Гребаное слово. Как проклятье. Надо что-то с этим делать, в каком-то месте пора разорвать круг, а то так и будем в хорошистах.

Пульс внезапно ускоряется, сердечная мышца работает на износ, и я ощущаю что-то вроде нервного срыва. Минута тишины – и сразу перманентно херово.

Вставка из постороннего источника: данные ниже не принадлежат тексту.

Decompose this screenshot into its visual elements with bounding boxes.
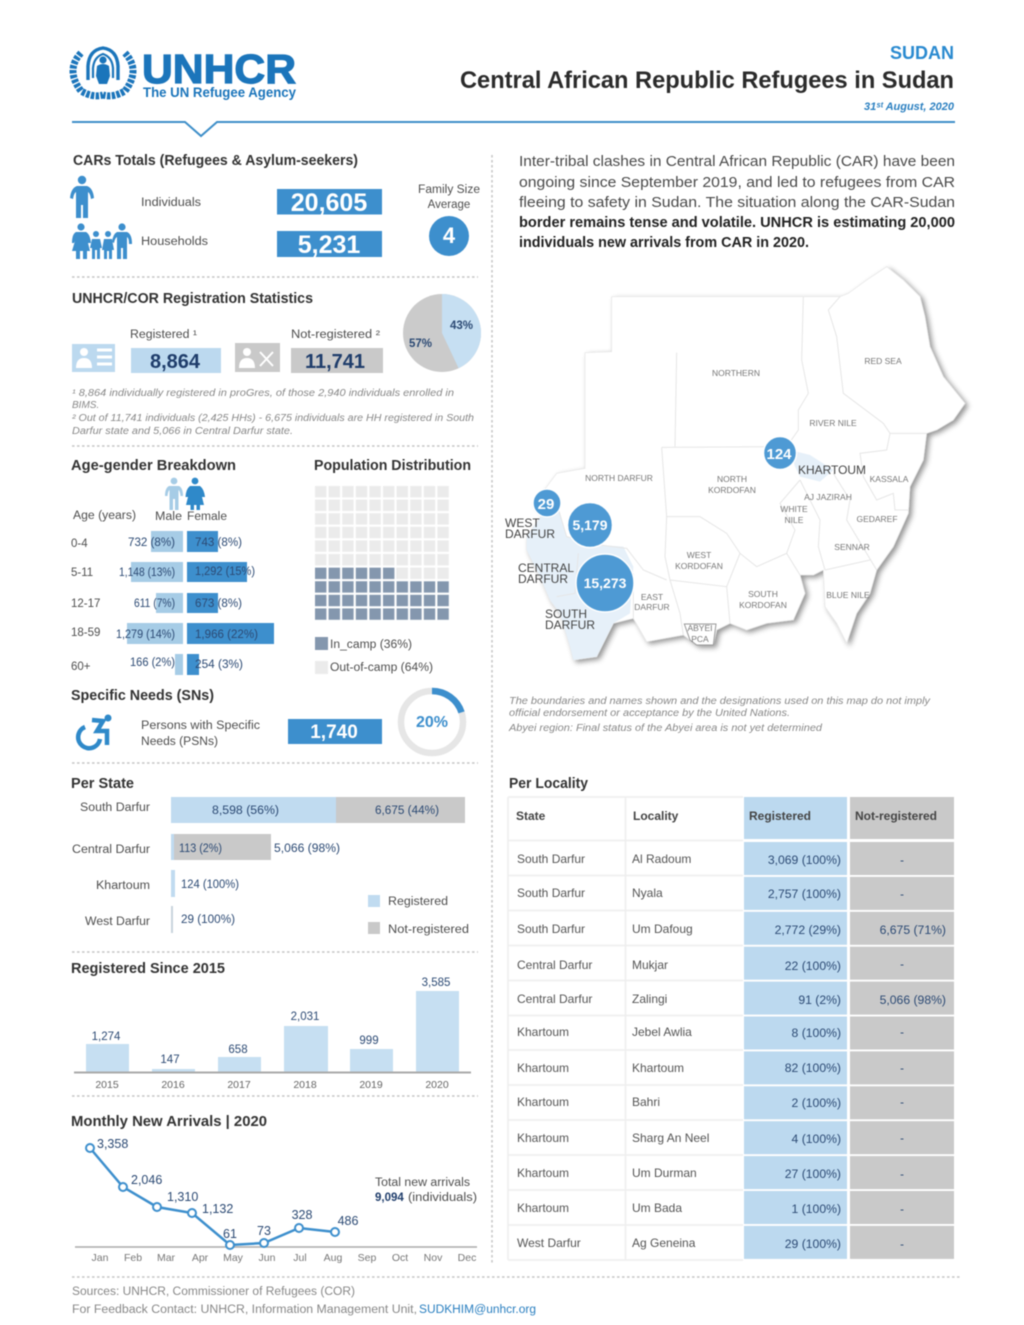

Мы с Семеном мрачно пялимся на ушатанные мерсы. Он закуривает.

– Какой план, Тим?

Встряхиваю головой и заявляю:

– Гонка «24 часа Нюрбургринга».

– Иди ты на хер, – тут же следует ответ.

Я не обижаюсь. Он одумается.

Жду, пока Семен отводит душу, строя трехэтажные матерные конструкции, и начинаю говорить:

– Любительские команды на более серьезные соревы не пустят. Перед нами двери закрыли наглухо, сам же в курсе. Я не понимаю почему, но со мной не хотят даже разговаривать, будто кто-то поставил где-то галочку. Наш шанс – Нюрбургринг. – Помолчав, добавляю: – Закрытые двери надо выбивать. Я уже подал заявку.

– Ничего, что четырехдверная? – Семен обходит седан по кругу.

Уже соображает по делу, что хорошо.

– Я изучил правила, там нет ограничений. Мы доделаем подвеску, переставим движок, кое-что допилим.

– Кое-что! Ага. А почему именно мерс, Тим?

Усмехаюсь, вспоминая встречу с батей Юляшки. Догадывался, конечно, что он откажет, но значение имеет форма. Он угрожал, и такое чувство, что именно с его легкой руки мне и перекрыли кислород. А еще мне не понравилось, как на Шилова смотрела его секретарша. Хотя этот момент я поспешно вычеркиваю: такие заботы не в моем стиле. Блядь, не знаю, в чем дело, меня триггернуло от ее страха. Было бы все иначе, я бы познакомился.

– Потому что на этой гонке будет выступать шиловская команда «Автоспорт», которую официально спонсирует «Мерседес».

– Ты хочешь в гонке на мерсе обойти официальную команду мерса?

– Не только обойти. Мы поставим рекорд.

– Боюсь, ты скорее взорвешься в этой груде металла, чем поставишь рекорд.

Мы снова мрачно пялимся на железные дрова.

– Значит, взорвусь, – пожимаю плечами равнодушно. И при этом ничего не чувствую.

Пус-то-та.

Единственное, чего я действительно боюсь, – это что Семен меня тоже кинет, а нового механика, которому доверяешь, найти невозможно. Тогда останется один путь, я с двадцати лет четко вижу его перед собой. Драматичные истории нужно заканчивать драматично, не так ли? Всем плевать, как человек жил. Имеет значение, лишь как он умер.

– Если ты победишь, то станешь легендой.